Ad Enel invece, Francesco Starace non avrà lo stesso fortunato destino del collega. Meloni ha deciso che il dirigente voluto nel lontano 2014 da Matteo Renzi verrà sostituito, insieme al presidente (indicato dal M5S tre anni fa) Michele Crisostomo. È noto che in pole come nuovo timoniere c'è Stefano Donnarumma, l'attuale capo di Terna che il premier stima e considera affidabile (è l'unico grande dirigente delle partecipate ad essere andato ad aprile 2022 alla conferenza programmatica di Fratelli d'Italia).

Starace paga relazioni non idilliache con Palazzo Chigi, e strategie industriali passate che il governo di destra non ha condiviso. Non in merito al fatturato, sempre in crescita record, ma sugli investimenti miliardari fatti lontano dalla patria e dal suolo italico (Starace ha fatto molte acquisizioni in Sud America) che avrebbero portato secondo Fazzolari e gli altri decisori a un aumento monstre del debito netto, oggi a oltre 60 miliardi di euro.

Non tutti nell'esecutivo concordano con il profilo scelto della premier. I leghisti credono infatti che Donnarumma non abbia le skills perché a digiuno di finanza, mentre Meloni è convinta che sia un manager completo. I suoi head hunter gli hanno in effetti segnalato come il titolo Terna sia cresciuto «del 33 per cento dall'inizio della nomina, mantenendo utili alti e tenendo sotto controllo il debito». La capa di FdI è rimasta impressionata pure dal grande cavo sottomarino che Terna sta piazzando tra Tunisia e Italia, finanziato per 300 milioni anche dalla Ue. Per Meloni è progetto storico, una grande operazione di sistema: «È nel destino dell'Italia diventare un nuovo hub energetico per l'intero continente», ha detto magnificando il progetto.

Scaroni il milanista

Ignazio La Russa e Matteo Salvini sperano ancora che Meloni possa cambiare idea, e stanno spingendo su un manager d'area e di grande esperienza come Flavio Cattaneo, già dg Rai, poi ad di Terna, di Telecom e di Italo. Contemporaneaente, Lega e Forza Italia hanno la quasi certezza di poter indicare il nuovo presidente di Enel. Cioè il sempiterno Paolo Scaroni.

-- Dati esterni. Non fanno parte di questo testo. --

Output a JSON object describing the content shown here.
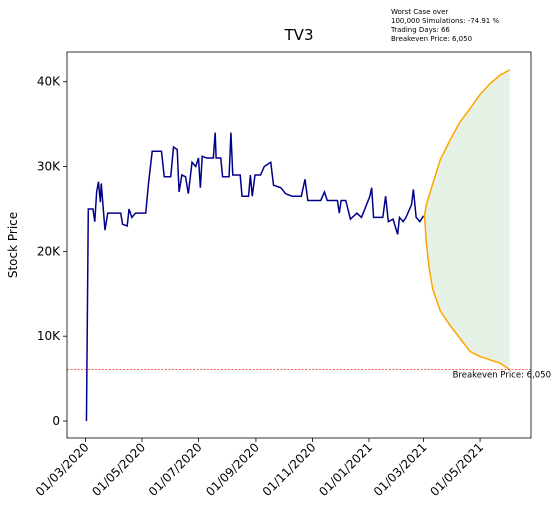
{
  "chart_data": {
    "type": "line",
    "title": "TV3",
    "ylabel": "Stock Price",
    "annotation_lines": [
      "Worst Case over",
      "100,000 Simulations: -74.91 %",
      "Trading Days: 66",
      "Breakeven Price: 6,050"
    ],
    "xlim": [
      "2020-02-10",
      "2021-06-25"
    ],
    "xticks": [
      {
        "value": "2020-03-01",
        "label": "01/03/2020"
      },
      {
        "value": "2020-05-01",
        "label": "01/05/2020"
      },
      {
        "value": "2020-07-01",
        "label": "01/07/2020"
      },
      {
        "value": "2020-09-01",
        "label": "01/09/2020"
      },
      {
        "value": "2020-11-01",
        "label": "01/11/2020"
      },
      {
        "value": "2021-01-01",
        "label": "01/01/2021"
      },
      {
        "value": "2021-03-01",
        "label": "01/03/2021"
      },
      {
        "value": "2021-05-01",
        "label": "01/05/2021"
      }
    ],
    "ylim": [
      -2000,
      43500
    ],
    "yticks": [
      0,
      {
        "value": 10000,
        "label": "10K"
      },
      {
        "value": 20000,
        "label": "20K"
      },
      {
        "value": 30000,
        "label": "30K"
      },
      {
        "value": 40000,
        "label": "40K"
      }
    ],
    "breakeven": {
      "value": 6050,
      "label": "Breakeven Price: 6,050",
      "color": "#ff0000"
    },
    "fill_color": "#2e8b2e",
    "series": [
      {
        "color": "#00008b",
        "x": [
          "2020-03-02",
          "2020-03-04",
          "2020-03-09",
          "2020-03-11",
          "2020-03-13",
          "2020-03-15",
          "2020-03-17",
          "2020-03-18",
          "2020-03-22",
          "2020-03-25",
          "2020-04-08",
          "2020-04-10",
          "2020-04-15",
          "2020-04-17",
          "2020-04-20",
          "2020-04-24",
          "2020-05-05",
          "2020-05-08",
          "2020-05-12",
          "2020-05-22",
          "2020-05-25",
          "2020-06-01",
          "2020-06-04",
          "2020-06-08",
          "2020-06-10",
          "2020-06-13",
          "2020-06-17",
          "2020-06-20",
          "2020-06-24",
          "2020-06-28",
          "2020-07-01",
          "2020-07-03",
          "2020-07-05",
          "2020-07-10",
          "2020-07-17",
          "2020-07-19",
          "2020-07-20",
          "2020-07-25",
          "2020-07-27",
          "2020-08-03",
          "2020-08-05",
          "2020-08-07",
          "2020-08-15",
          "2020-08-17",
          "2020-08-24",
          "2020-08-26",
          "2020-08-28",
          "2020-08-31",
          "2020-09-06",
          "2020-09-10",
          "2020-09-17",
          "2020-09-20",
          "2020-09-28",
          "2020-10-03",
          "2020-10-10",
          "2020-10-15",
          "2020-10-20",
          "2020-10-24",
          "2020-10-27",
          "2020-11-10",
          "2020-11-14",
          "2020-11-17",
          "2020-11-28",
          "2020-11-30",
          "2020-12-02",
          "2020-12-07",
          "2020-12-12",
          "2020-12-19",
          "2020-12-24",
          "2021-01-02",
          "2021-01-04",
          "2021-01-06",
          "2021-01-10",
          "2021-01-16",
          "2021-01-19",
          "2021-01-22",
          "2021-01-27",
          "2021-02-01",
          "2021-02-03",
          "2021-02-07",
          "2021-02-10",
          "2021-02-16",
          "2021-02-18",
          "2021-02-21",
          "2021-02-25",
          "2021-03-01"
        ],
        "values": [
          0,
          25000,
          25000,
          23500,
          27000,
          28200,
          25800,
          28000,
          22500,
          24500,
          24500,
          23200,
          23000,
          25000,
          24000,
          24500,
          24500,
          28000,
          31800,
          31800,
          28800,
          28800,
          32300,
          32000,
          27000,
          29000,
          28800,
          26800,
          30500,
          30000,
          31000,
          27500,
          31200,
          31000,
          31000,
          34000,
          31000,
          31000,
          28800,
          28800,
          34000,
          29000,
          29000,
          26500,
          26500,
          29000,
          26500,
          29000,
          29000,
          30000,
          30500,
          27800,
          27500,
          26800,
          26500,
          26500,
          26500,
          28500,
          26000,
          26000,
          27000,
          26000,
          26000,
          24500,
          26000,
          26000,
          23800,
          24500,
          24000,
          26500,
          27500,
          24000,
          24000,
          24000,
          26500,
          23500,
          23800,
          22000,
          24000,
          23500,
          24000,
          25500,
          27300,
          24000,
          23500,
          24200
        ]
      },
      {
        "color": "#ffa500",
        "x": [
          "2021-03-02",
          "2021-03-04",
          "2021-03-11",
          "2021-03-19",
          "2021-03-30",
          "2021-04-09",
          "2021-04-20",
          "2021-05-01",
          "2021-05-12",
          "2021-05-23",
          "2021-06-02"
        ],
        "values": [
          24200,
          25500,
          28000,
          30800,
          33200,
          35200,
          36800,
          38500,
          39800,
          40800,
          41400
        ]
      },
      {
        "color": "#ffa500",
        "x": [
          "2021-03-02",
          "2021-03-04",
          "2021-03-07",
          "2021-03-11",
          "2021-03-19",
          "2021-03-30",
          "2021-04-09",
          "2021-04-20",
          "2021-05-01",
          "2021-05-12",
          "2021-05-23",
          "2021-06-02"
        ],
        "values": [
          24200,
          21000,
          18000,
          15500,
          13000,
          11200,
          9800,
          8200,
          7600,
          7200,
          6800,
          6050
        ]
      }
    ]
  }
}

Silvio Berlusconi ha chiamato personalmente qualche tempo fa per proporgli prima la sedia da presidente di Eni (Descalzi si è opposto fermamente e così l'ipotesi è finita prima di nascere), poi quella del colosso elettrico. Risulta a Domani che anche Salvini abbia chiesto a Scaroni a febbraio, allo stadio Meazza durante l'intervallo una partita del Milan, la sua disponibilità. Il dirigente ha accettato di rientrare in campo, ma a una sola condizione: restare anche presidente del Milan, ruolo a cui non vuole rinunciare. I dante causa gli hanno anticipato che la cosa è possibile.

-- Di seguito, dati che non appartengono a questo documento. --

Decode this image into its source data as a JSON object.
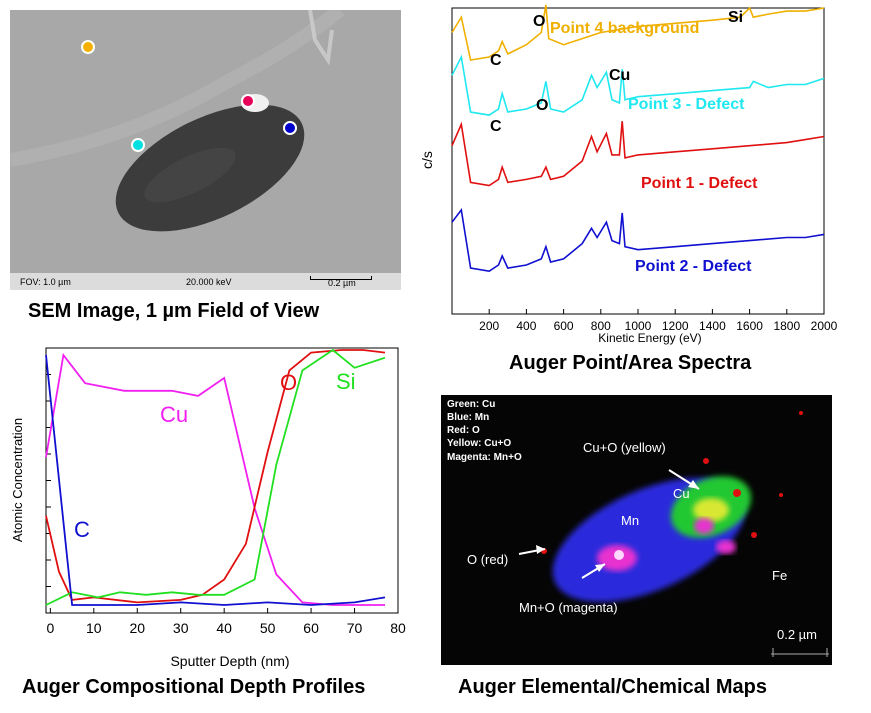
{
  "sem": {
    "fov_label": "FOV: 1.0 µm",
    "kev_label": "20.000 keV",
    "scale_label": "0.2 µm",
    "caption": "SEM Image, 1 µm Field of View",
    "point_colors": [
      "#f5b000",
      "#e8005a",
      "#0000cc",
      "#00e0e0"
    ]
  },
  "spectra": {
    "caption": "Auger Point/Area Spectra",
    "ylabel": "c/s",
    "xlabel": "Kinetic Energy (eV)",
    "xticks": [
      "200",
      "400",
      "600",
      "800",
      "1000",
      "1200",
      "1400",
      "1600",
      "1800",
      "2000"
    ],
    "labels": {
      "p4": "Point 4 background",
      "p3": "Point 3 - Defect",
      "p1": "Point 1 - Defect",
      "p2": "Point 2 - Defect",
      "c1": "C",
      "o1": "O",
      "si": "Si",
      "c2": "C",
      "o2": "O",
      "cu": "Cu"
    },
    "colors": {
      "p4": "#f0b000",
      "p3": "#20e8f0",
      "p1": "#e01010",
      "p2": "#1010d0"
    }
  },
  "depth": {
    "caption": "Auger Compositional Depth Profiles",
    "ylabel": "Atomic Concentration",
    "xlabel": "Sputter Depth (nm)",
    "xticks": [
      "0",
      "10",
      "20",
      "30",
      "40",
      "50",
      "60",
      "70",
      "80"
    ],
    "labels": {
      "cu": "Cu",
      "o": "O",
      "si": "Si",
      "c": "C"
    }
  },
  "map": {
    "caption": "Auger Elemental/Chemical Maps",
    "legend": [
      "Green: Cu",
      "Blue: Mn",
      "Red: O",
      "Yellow: Cu+O",
      "Magenta: Mn+O"
    ],
    "labels": {
      "cuo": "Cu+O (yellow)",
      "cu": "Cu",
      "mn": "Mn",
      "ored": "O (red)",
      "mno": "Mn+O (magenta)",
      "fe": "Fe",
      "scale": "0.2 µm"
    }
  },
  "chart_data": [
    {
      "type": "line",
      "title": "Auger Point/Area Spectra",
      "xlabel": "Kinetic Energy (eV)",
      "ylabel": "c/s",
      "xlim": [
        0,
        2000
      ],
      "series": [
        {
          "name": "Point 4 background",
          "color": "#f0b000",
          "x": [
            0,
            50,
            100,
            200,
            250,
            270,
            300,
            400,
            480,
            505,
            520,
            600,
            700,
            800,
            900,
            1000,
            1200,
            1400,
            1550,
            1600,
            1620,
            1700,
            1800,
            1900,
            2000
          ],
          "y": [
            0.92,
            0.97,
            0.83,
            0.84,
            0.86,
            0.89,
            0.85,
            0.88,
            0.92,
            1.01,
            0.9,
            0.88,
            0.9,
            0.92,
            0.93,
            0.94,
            0.95,
            0.96,
            0.97,
            1.0,
            0.97,
            0.98,
            0.99,
            0.99,
            1.0
          ]
        },
        {
          "name": "Point 3 - Defect",
          "color": "#20e8f0",
          "x": [
            0,
            50,
            100,
            200,
            250,
            270,
            300,
            400,
            480,
            505,
            530,
            600,
            700,
            750,
            780,
            830,
            860,
            900,
            915,
            930,
            1000,
            1200,
            1400,
            1600,
            1620,
            1700,
            1800,
            1900,
            2000
          ],
          "y": [
            0.78,
            0.84,
            0.66,
            0.65,
            0.67,
            0.72,
            0.66,
            0.67,
            0.69,
            0.76,
            0.67,
            0.66,
            0.7,
            0.78,
            0.74,
            0.79,
            0.7,
            0.69,
            0.8,
            0.7,
            0.71,
            0.72,
            0.73,
            0.74,
            0.76,
            0.74,
            0.75,
            0.75,
            0.77
          ]
        },
        {
          "name": "Point 1 - Defect",
          "color": "#e01010",
          "x": [
            0,
            50,
            100,
            200,
            250,
            270,
            300,
            400,
            480,
            505,
            530,
            600,
            700,
            750,
            780,
            830,
            860,
            900,
            915,
            930,
            1000,
            1200,
            1400,
            1600,
            1800,
            1900,
            2000
          ],
          "y": [
            0.55,
            0.62,
            0.43,
            0.42,
            0.44,
            0.48,
            0.43,
            0.44,
            0.45,
            0.48,
            0.44,
            0.45,
            0.5,
            0.58,
            0.53,
            0.59,
            0.52,
            0.52,
            0.63,
            0.51,
            0.52,
            0.53,
            0.54,
            0.55,
            0.56,
            0.57,
            0.58
          ]
        },
        {
          "name": "Point 2 - Defect",
          "color": "#1010d0",
          "x": [
            0,
            50,
            100,
            200,
            250,
            270,
            300,
            400,
            480,
            505,
            530,
            600,
            700,
            750,
            780,
            830,
            860,
            900,
            915,
            930,
            1000,
            1200,
            1400,
            1600,
            1800,
            1900,
            2000
          ],
          "y": [
            0.3,
            0.34,
            0.15,
            0.14,
            0.16,
            0.19,
            0.15,
            0.16,
            0.18,
            0.22,
            0.17,
            0.18,
            0.23,
            0.28,
            0.25,
            0.3,
            0.24,
            0.23,
            0.33,
            0.22,
            0.21,
            0.22,
            0.23,
            0.24,
            0.25,
            0.25,
            0.26
          ]
        }
      ]
    },
    {
      "type": "line",
      "title": "Auger Compositional Depth Profiles",
      "xlabel": "Sputter Depth (nm)",
      "ylabel": "Atomic Concentration",
      "xlim": [
        -1,
        80
      ],
      "ylim": [
        0,
        1
      ],
      "series": [
        {
          "name": "Cu",
          "color": "#f020f0",
          "x": [
            -1,
            3,
            8,
            17,
            28,
            34,
            40,
            47,
            52,
            58,
            65,
            72,
            77
          ],
          "y": [
            0.58,
            0.98,
            0.87,
            0.84,
            0.84,
            0.82,
            0.89,
            0.38,
            0.12,
            0.01,
            0.0,
            0.0,
            0.0
          ]
        },
        {
          "name": "O",
          "color": "#e01010",
          "x": [
            -1,
            2,
            5,
            10,
            20,
            30,
            35,
            40,
            45,
            50,
            55,
            60,
            67,
            72,
            77
          ],
          "y": [
            0.35,
            0.13,
            0.02,
            0.03,
            0.01,
            0.02,
            0.04,
            0.1,
            0.24,
            0.6,
            0.92,
            0.99,
            1.0,
            1.0,
            0.99
          ]
        },
        {
          "name": "Si",
          "color": "#20e020",
          "x": [
            -1,
            5,
            11,
            16,
            22,
            28,
            34,
            40,
            47,
            52,
            58,
            65,
            70,
            77
          ],
          "y": [
            0.0,
            0.05,
            0.03,
            0.05,
            0.04,
            0.05,
            0.04,
            0.04,
            0.1,
            0.55,
            0.92,
            1.0,
            0.93,
            0.97
          ]
        },
        {
          "name": "C",
          "color": "#1010d0",
          "x": [
            -1,
            5,
            10,
            20,
            30,
            40,
            50,
            60,
            70,
            77
          ],
          "y": [
            0.98,
            0.0,
            0.0,
            0.0,
            0.01,
            0.0,
            0.01,
            0.0,
            0.01,
            0.03
          ]
        }
      ]
    }
  ]
}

Scaroni, 76 anni, uscito pulito da una miriade di inchieste penali, fedelissimo di Berlusconi ai tempi dell'Eni (l'allora premier gli chiese di aprire massicciamente all'importazione di gas russo), è considerato vicino al lobbista Luigi Bisignani e a Gianni Letta, e rischia di essere per Donnarumma una figura ingombrante. Non solo perché Scaroni è già stato ad dell'Enel, che dunque conosce meglio dell'amministratore in pectore. «Ma perché Paolo non è tipo da tagliare i nastri e stringere mani» dice un suo amico. «Vorrà incidere, consigliare, e ci riuscirà. Soprattutto se il nuovo ad, chiunque sia, non riuscisse a contenerlo».